Álbum

Luck… or Something já começa diferente por ter Hilary assinando todas as composições, algo inédito em sua carreira. É também o primeiro álbum em que a artista explora com profundidade sua vida atual

Por: Davi Nícolas, especial para o BDD

Depois de perder Britney Spears, Christina Aguilera, JC Chasez e Justin Timberlake para a Jive, RCA e BMG (respectivamente), a Disney bateu o martelo e decidiu que não daria mais nenhuma sensação pop adolescente de mão beijada para ninguém. Foi assim que Hilary Duff virou a primeira Disney Girl, apresentada musicalmente ao mercado no filme que conclui Lizzie McGuire, um dos maiores acertos do Disney Channel, e que tem seu ápice famosamente situado numa premiação musical que acontece dentro do Coliseu, em Roma.

O Paolo não cantou pra gente, mas Hilary encantou nossos ouvidos com What Dreams Are Made Of e, desde então, não saiu das nossas playlists. E após uma década de pausa na carreira, e talvez motivada pelo atual marido, Matthew Koma, que já trabalhou com Britney, Shania Twain, OneRepublic e outros, o anúncio de seu retorno foi feito. Londres, Paris e Tóquio foram palco deste “acordar”, que nos entregou um dos discos pop mais sólidos e interessantes do ano.

Luck… or Something já começa diferente por ter Hilary assinando todas as composições, algo inédito em sua carreira. É também o primeiro álbum em que a artista explora com profundidade sua vida atual. Se no passado a queridinha da Disney cantava sobre como os sonhos eram feitos, que chegou a hora de voar ou que quando você a toca ela sente faíscas, hoje ela abre seu coração e reflete sobre relacionamentos, família e crescer.
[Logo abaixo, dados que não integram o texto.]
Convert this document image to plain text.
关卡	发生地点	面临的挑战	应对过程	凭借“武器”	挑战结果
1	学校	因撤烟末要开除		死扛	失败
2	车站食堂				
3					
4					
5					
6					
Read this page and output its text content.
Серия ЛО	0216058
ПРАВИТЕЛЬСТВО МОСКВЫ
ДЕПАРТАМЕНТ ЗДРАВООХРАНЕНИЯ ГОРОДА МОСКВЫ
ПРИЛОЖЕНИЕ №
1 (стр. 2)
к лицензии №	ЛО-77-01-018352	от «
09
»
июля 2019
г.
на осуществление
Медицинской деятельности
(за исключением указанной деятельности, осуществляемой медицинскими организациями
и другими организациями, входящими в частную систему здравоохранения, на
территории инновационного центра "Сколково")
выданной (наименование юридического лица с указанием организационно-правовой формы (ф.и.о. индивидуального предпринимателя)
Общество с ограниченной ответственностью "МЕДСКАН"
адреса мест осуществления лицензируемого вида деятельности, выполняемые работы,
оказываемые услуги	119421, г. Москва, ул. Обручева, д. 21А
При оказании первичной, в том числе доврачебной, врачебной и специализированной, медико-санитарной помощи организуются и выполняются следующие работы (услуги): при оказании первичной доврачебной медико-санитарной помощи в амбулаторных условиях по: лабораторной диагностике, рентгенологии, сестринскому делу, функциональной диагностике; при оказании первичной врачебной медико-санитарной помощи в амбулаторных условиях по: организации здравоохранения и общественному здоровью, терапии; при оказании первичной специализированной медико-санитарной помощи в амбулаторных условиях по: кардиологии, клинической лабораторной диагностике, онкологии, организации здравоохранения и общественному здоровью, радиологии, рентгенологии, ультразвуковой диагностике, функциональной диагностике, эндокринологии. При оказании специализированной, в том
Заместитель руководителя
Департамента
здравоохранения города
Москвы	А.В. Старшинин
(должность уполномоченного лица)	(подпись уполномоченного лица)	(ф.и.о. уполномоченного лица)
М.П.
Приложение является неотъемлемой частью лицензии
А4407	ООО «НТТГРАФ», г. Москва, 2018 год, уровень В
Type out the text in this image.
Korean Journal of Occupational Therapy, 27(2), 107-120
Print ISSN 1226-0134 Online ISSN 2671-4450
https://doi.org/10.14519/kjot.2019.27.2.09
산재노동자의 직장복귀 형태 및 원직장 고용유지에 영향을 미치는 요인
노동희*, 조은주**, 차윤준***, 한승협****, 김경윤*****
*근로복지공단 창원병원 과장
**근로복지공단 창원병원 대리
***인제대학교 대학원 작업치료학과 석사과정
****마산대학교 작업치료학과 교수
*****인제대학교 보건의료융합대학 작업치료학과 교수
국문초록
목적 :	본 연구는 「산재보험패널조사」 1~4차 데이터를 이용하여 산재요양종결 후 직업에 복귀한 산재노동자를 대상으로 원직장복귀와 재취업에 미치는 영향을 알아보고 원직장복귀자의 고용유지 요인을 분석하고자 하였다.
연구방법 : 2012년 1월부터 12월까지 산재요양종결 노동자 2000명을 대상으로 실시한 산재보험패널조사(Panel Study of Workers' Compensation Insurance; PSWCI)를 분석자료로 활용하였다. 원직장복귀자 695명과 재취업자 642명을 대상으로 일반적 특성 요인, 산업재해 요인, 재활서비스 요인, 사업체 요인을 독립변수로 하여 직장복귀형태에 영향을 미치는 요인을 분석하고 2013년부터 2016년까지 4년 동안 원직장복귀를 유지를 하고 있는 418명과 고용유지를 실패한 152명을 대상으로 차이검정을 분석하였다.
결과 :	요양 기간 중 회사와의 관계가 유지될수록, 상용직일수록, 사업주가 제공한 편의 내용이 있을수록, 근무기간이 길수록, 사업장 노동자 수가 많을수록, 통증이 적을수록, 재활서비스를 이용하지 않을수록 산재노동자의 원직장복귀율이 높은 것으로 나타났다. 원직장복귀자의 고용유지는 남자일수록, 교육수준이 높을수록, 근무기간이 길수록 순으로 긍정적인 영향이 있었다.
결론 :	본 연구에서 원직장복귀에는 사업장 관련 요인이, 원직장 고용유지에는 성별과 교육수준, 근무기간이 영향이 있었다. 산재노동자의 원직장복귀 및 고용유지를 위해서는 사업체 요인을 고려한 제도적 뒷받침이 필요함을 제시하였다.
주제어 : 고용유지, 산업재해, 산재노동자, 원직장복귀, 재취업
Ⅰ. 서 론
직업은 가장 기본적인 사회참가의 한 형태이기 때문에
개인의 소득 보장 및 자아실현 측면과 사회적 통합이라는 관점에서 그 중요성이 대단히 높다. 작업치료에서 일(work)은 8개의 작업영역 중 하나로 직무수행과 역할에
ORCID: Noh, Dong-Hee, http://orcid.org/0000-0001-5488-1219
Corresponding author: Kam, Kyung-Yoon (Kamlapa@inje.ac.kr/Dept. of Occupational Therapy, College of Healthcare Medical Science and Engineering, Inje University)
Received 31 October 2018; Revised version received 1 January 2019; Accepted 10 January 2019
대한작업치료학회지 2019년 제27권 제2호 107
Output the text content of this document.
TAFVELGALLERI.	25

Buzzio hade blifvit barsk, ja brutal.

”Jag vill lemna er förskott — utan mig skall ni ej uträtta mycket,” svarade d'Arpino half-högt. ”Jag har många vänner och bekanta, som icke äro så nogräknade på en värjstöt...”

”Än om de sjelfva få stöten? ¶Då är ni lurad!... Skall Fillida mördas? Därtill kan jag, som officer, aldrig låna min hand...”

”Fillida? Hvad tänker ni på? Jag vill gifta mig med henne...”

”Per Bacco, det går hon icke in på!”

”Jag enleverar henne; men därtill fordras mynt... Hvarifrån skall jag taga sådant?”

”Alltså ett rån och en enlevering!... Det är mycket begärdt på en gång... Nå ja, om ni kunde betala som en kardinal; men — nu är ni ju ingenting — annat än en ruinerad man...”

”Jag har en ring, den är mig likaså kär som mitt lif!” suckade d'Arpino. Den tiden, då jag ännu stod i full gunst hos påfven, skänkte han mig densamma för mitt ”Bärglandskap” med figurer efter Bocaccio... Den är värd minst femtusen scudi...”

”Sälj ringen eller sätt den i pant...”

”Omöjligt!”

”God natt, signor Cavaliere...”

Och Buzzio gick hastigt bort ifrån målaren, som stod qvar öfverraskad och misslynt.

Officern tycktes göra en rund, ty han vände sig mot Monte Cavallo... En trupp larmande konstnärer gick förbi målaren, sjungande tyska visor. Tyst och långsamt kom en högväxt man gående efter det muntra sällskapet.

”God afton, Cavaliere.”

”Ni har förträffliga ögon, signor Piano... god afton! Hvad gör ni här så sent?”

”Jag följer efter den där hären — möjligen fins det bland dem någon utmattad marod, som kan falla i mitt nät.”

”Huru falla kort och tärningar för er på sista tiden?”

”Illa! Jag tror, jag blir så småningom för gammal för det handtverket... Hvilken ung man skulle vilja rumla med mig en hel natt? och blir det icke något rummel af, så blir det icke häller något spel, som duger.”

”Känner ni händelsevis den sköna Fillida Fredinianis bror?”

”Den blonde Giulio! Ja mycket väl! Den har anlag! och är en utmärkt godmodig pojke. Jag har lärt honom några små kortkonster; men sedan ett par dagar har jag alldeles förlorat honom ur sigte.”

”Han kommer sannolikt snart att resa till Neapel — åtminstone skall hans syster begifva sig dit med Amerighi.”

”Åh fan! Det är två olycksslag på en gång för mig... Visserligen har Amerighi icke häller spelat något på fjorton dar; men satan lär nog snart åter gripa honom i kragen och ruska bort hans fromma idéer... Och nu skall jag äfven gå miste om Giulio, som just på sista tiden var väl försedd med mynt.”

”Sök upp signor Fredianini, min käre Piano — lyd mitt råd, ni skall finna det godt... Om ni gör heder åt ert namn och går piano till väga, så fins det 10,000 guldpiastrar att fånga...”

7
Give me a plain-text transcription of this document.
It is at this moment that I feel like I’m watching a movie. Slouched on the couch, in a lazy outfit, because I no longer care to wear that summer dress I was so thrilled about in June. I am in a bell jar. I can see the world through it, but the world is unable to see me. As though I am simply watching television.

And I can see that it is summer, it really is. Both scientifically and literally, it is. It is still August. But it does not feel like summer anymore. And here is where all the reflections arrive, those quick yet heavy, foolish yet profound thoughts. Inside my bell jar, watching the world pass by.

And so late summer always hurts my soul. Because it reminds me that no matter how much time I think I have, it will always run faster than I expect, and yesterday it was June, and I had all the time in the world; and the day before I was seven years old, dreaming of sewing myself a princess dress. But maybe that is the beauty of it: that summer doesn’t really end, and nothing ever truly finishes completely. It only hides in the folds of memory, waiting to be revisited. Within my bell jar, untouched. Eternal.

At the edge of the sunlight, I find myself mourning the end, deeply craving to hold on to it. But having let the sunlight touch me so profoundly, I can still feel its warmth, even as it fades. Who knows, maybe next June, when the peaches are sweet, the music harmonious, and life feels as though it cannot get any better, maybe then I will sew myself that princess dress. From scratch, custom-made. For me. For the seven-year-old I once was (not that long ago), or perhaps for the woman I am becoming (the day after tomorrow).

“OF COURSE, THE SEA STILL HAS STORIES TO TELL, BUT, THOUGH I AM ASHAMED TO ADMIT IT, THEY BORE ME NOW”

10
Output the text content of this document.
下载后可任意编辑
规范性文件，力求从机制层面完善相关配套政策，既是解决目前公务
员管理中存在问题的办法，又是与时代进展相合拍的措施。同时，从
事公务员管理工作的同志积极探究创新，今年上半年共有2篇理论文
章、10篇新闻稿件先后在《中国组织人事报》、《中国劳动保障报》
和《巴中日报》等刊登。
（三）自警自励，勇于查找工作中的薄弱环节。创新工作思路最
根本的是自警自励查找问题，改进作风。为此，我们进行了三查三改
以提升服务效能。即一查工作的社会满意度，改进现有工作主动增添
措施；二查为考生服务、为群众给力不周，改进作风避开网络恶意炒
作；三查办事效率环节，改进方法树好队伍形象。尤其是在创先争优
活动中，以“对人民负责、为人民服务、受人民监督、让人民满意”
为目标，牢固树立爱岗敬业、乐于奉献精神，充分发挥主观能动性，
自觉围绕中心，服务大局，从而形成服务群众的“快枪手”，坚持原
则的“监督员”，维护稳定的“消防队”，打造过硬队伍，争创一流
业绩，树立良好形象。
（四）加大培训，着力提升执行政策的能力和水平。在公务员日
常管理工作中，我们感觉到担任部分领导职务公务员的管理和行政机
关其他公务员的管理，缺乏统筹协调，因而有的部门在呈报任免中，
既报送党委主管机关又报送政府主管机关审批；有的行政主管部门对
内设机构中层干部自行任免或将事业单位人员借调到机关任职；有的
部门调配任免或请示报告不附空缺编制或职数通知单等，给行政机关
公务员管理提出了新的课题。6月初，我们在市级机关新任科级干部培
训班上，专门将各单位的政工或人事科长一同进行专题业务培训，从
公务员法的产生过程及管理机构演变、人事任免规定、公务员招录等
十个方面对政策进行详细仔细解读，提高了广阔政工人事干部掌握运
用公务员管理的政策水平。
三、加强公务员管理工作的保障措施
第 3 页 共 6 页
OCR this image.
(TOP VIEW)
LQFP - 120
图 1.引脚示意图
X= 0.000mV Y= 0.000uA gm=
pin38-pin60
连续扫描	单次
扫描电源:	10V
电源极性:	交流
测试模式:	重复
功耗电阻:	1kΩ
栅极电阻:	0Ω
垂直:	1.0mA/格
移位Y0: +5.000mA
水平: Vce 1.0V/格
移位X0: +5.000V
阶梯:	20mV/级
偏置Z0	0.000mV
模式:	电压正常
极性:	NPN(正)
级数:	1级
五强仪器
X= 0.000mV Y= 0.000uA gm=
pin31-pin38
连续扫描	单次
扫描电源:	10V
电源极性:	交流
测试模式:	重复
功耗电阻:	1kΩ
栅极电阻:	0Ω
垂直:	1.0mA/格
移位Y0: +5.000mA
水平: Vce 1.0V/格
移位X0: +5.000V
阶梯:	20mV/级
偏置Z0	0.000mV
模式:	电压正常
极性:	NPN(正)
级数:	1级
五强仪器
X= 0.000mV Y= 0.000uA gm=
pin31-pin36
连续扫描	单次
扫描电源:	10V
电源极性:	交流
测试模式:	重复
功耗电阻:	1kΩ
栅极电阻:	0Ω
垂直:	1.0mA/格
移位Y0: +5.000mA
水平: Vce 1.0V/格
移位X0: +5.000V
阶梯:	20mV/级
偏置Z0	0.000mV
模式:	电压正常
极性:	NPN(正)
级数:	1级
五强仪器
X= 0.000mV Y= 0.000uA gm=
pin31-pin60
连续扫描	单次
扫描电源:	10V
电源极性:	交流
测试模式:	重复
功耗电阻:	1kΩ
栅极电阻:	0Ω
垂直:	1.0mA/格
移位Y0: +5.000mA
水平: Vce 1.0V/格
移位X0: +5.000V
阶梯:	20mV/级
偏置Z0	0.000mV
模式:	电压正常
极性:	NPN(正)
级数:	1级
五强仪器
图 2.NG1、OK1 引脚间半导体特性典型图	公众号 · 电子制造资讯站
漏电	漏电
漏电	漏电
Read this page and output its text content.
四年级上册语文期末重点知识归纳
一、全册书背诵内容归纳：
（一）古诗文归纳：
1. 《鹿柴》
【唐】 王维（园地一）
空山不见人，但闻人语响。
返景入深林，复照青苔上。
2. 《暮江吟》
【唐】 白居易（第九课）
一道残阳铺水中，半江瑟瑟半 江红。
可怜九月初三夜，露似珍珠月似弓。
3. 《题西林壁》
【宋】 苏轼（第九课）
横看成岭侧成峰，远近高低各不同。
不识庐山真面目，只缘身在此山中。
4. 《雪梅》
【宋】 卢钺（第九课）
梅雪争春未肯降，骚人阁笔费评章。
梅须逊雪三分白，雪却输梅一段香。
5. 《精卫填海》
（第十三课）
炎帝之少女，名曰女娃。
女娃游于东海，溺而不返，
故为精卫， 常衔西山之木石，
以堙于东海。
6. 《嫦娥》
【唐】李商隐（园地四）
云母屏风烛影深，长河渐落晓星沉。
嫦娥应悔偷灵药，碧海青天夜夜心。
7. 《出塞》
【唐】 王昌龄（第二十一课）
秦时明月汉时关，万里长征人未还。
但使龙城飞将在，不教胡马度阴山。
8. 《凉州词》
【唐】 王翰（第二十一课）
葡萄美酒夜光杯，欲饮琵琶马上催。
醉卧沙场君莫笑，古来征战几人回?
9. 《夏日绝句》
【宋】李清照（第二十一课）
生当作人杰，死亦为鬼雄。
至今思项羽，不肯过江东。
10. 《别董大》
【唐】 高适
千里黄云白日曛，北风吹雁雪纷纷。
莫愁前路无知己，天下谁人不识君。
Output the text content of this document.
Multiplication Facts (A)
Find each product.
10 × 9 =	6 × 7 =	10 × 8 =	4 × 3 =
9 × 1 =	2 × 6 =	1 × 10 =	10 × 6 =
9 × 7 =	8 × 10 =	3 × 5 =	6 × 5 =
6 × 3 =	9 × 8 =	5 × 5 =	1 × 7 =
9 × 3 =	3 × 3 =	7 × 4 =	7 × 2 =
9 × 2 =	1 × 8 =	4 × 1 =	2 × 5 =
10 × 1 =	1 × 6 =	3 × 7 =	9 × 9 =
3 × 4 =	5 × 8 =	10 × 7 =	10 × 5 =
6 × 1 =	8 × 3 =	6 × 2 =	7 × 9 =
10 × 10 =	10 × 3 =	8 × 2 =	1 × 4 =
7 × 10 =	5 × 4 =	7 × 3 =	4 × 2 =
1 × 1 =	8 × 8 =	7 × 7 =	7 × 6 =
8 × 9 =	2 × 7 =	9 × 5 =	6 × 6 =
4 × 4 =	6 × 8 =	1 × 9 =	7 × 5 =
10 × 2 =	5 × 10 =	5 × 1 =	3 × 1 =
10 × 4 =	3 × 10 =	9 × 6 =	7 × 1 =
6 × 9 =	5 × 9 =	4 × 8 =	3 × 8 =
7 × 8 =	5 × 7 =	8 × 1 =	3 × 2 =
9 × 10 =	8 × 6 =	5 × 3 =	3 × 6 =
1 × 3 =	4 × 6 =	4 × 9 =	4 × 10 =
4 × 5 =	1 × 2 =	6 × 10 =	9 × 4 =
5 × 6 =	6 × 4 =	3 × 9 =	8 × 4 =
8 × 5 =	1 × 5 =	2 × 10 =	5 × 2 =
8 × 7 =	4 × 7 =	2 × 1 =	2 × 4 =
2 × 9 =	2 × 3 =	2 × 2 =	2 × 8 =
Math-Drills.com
Weather For Tennis, música que abre o disco, já começa com uma pedrada: “I’m a seasoned apologist / For the people I love / I’m an amateur psychologist / Key to everyone’s handcuffs”. Discutindo um relacionamento conturbado em que ela nunca pode ganhar um argumento, até que chegamos em Roommates, em que ela se vê presa na relação que esfriou e eles mais parecem colegas de quarto.

We Don’t Talk é uma resposta aos rumores que tomaram as páginas de fofoca com teorias da conspiração sobre o status atual de seu relacionamento com sua irmã. Future Tripping entrega uma produção divertida enquanto mostra que Hilary é gente como a gente e está sempre preocupada com cenários futuros e hipotéticos.

Mas uma das minhas canções favoritas é também o maior e mais impensável encontro da história do pop 2000: Growing Up faz citação de Dammit, o primeiro single internacional do blink-182 lá na época do Dude Ranch (1997), trazendo a ponte da música para o lado pop atual. The Optimist é uma das grandes surpresas, pois é a faixa em que Hilary se mostra mais vulnerável: imaginando como seria se ela tivesse um pai presente e que demonstrasse seu amor por meio de afeto, ela conclui que mesmo estando distante dessas coisas, ela prefere continuar na esperança de que um dia elas possam virar realidade.

Adult Size Medium, faixa que encerra o disco, é uma reflexão sobre como toda a nossa geração lida com crescer. “The twenty year old me is still in here / I’m waking up to a dream sequence / Sometimes I can’t see me in it” elucida como às vezes a vida parece que tem passado tão rápido diante de nossos olhos, e a gente está tão no “automático” que parece que nem dá tempo da gente se situar dentro do que está acontecendo.

Um disco para quem ainda acredita em trabalhos coesos e que não parecem uma playlist aleatória e com composições que evidenciam, junto dos vocais, o quanto Hilary amadureceu e se tornou uma compositora competente. Além disso, a produção de Matthew e Brian Phillips deixa tudo amarradinho e com o appeal sonoro para agradar o mundinho comercial. Luck… or Something é tão gostoso que o conjunto da obra acaba ofuscando o lead single, Mature, e ressalta em alto e bom som aquele velho ditado: panela velha é quem faz comida boa.